Mark Hawthorne, chairman of the LGA’s People and Places Board, said: “The UK is one of the most centralised economies in the western world, and as a result, has poor levels of productivity.
“Councils are best placed to understand the needs of local economies, but are currently having to spend too much time trying to access growth funding for essential projects to improve their local areas. This is frustrating the efforts of councils to build homes, create jobs and invest in infrastructure, such as transport, to boost our economy.
“Despite improvements, the current system for growth and regeneration funding is still unnecessarily bureaucratic and hindering progress in our towns and cities, as well as creating uncertainty for businesses and investors. Simpler, fewer funding streams would help kick-start more projects more quickly.”

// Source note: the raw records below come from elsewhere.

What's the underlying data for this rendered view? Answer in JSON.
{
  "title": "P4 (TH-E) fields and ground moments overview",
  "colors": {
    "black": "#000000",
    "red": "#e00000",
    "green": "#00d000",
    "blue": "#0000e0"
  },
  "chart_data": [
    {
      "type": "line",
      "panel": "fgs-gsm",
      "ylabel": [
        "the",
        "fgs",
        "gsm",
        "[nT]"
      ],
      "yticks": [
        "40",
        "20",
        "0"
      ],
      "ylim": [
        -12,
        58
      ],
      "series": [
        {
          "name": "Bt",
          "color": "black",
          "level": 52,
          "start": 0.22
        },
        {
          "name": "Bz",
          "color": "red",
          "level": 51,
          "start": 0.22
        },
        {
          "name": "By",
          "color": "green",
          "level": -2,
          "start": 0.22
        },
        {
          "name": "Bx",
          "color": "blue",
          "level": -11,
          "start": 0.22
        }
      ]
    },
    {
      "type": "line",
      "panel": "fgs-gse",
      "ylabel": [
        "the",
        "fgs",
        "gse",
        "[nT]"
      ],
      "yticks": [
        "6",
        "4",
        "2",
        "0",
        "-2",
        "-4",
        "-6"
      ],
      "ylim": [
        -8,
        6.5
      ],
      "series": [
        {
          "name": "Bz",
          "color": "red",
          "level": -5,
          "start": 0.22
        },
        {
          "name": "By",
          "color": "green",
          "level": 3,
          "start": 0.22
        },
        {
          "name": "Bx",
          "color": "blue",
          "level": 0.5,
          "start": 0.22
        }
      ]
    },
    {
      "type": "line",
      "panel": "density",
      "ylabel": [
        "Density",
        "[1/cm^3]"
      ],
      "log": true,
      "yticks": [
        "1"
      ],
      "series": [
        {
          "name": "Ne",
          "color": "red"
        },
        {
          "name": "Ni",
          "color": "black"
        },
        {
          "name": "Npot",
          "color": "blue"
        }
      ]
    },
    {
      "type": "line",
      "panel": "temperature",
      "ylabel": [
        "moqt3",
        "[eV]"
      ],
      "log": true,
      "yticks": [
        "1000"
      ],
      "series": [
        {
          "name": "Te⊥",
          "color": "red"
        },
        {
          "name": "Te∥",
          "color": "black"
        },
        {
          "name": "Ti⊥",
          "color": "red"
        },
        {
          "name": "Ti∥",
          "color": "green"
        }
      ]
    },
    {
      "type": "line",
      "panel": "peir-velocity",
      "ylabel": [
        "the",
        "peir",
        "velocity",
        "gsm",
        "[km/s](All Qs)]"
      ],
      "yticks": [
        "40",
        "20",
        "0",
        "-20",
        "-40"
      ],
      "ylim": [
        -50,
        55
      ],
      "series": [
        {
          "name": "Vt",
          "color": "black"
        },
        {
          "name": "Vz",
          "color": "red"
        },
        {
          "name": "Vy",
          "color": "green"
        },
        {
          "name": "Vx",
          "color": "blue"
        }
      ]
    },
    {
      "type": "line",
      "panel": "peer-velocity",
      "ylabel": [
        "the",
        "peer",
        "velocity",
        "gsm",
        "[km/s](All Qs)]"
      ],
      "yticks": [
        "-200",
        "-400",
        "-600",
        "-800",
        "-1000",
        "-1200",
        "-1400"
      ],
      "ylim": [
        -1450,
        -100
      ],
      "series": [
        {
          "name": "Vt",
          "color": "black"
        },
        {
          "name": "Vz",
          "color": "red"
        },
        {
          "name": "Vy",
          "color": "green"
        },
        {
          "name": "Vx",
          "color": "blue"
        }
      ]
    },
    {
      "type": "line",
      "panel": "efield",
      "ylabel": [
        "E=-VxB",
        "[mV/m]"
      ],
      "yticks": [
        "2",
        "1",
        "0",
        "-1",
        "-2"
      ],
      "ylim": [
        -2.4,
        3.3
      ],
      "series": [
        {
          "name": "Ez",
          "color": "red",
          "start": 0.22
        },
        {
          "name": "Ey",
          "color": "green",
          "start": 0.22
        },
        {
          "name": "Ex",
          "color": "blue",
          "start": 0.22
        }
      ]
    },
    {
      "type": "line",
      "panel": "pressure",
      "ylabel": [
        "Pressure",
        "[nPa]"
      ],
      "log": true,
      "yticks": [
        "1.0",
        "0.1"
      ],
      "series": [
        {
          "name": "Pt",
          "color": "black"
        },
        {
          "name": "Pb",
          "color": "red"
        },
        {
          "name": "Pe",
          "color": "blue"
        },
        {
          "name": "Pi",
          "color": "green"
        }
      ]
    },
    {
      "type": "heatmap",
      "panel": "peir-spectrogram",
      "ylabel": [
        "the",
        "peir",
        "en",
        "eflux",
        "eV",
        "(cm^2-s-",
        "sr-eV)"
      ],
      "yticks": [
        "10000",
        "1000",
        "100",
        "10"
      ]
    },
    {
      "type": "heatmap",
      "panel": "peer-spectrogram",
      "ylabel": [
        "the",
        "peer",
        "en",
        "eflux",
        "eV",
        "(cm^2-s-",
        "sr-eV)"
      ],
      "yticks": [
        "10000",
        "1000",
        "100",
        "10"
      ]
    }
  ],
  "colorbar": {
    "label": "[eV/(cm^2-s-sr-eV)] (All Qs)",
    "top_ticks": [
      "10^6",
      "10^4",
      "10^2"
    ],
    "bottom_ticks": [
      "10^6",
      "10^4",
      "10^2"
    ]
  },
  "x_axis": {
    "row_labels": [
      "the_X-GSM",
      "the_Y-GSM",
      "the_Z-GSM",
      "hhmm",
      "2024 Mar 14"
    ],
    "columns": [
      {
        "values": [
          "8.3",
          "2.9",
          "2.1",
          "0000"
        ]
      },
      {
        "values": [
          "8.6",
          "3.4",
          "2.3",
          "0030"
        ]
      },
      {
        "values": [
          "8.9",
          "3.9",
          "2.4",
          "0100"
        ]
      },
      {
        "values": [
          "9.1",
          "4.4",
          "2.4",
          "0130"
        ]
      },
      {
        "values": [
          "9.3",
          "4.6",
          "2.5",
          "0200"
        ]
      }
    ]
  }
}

Edward Winterton, UK chief executive officer at Bibby Financial Services, backed the LGA call and said that UK investment was too London-centric and the economic potential of local economies was under-realised.
“Devolving more power to councils will put local decisions in the hands of those who best understand the needs and requirements of the area. This will ensure that funding is utilised more wisely and in turn strengthen the economic output of all regions.
“The Government had the right idea when it introduced the Northern Powerhouse and Midlands Engine initiatives, but it is clear that neither initiative has had the desired effect. Our SME Confidence Tracker shows that more than half of SMEs (53%) in the Midlands have never even heard of the Midlands Engine, while 37% of those in the North have never heard of the Northern Powerhouse. The UK needs to be firing at all cylinders to successfully navigate Brexit, but the lack of balance in the economy is holding the country back.
“As an employer with local offices throughout the Midlands and North of England, we believe the devolution of powers will broaden the contribution of these regions to economic growth by boosting productivity and stimulating local supply chains.”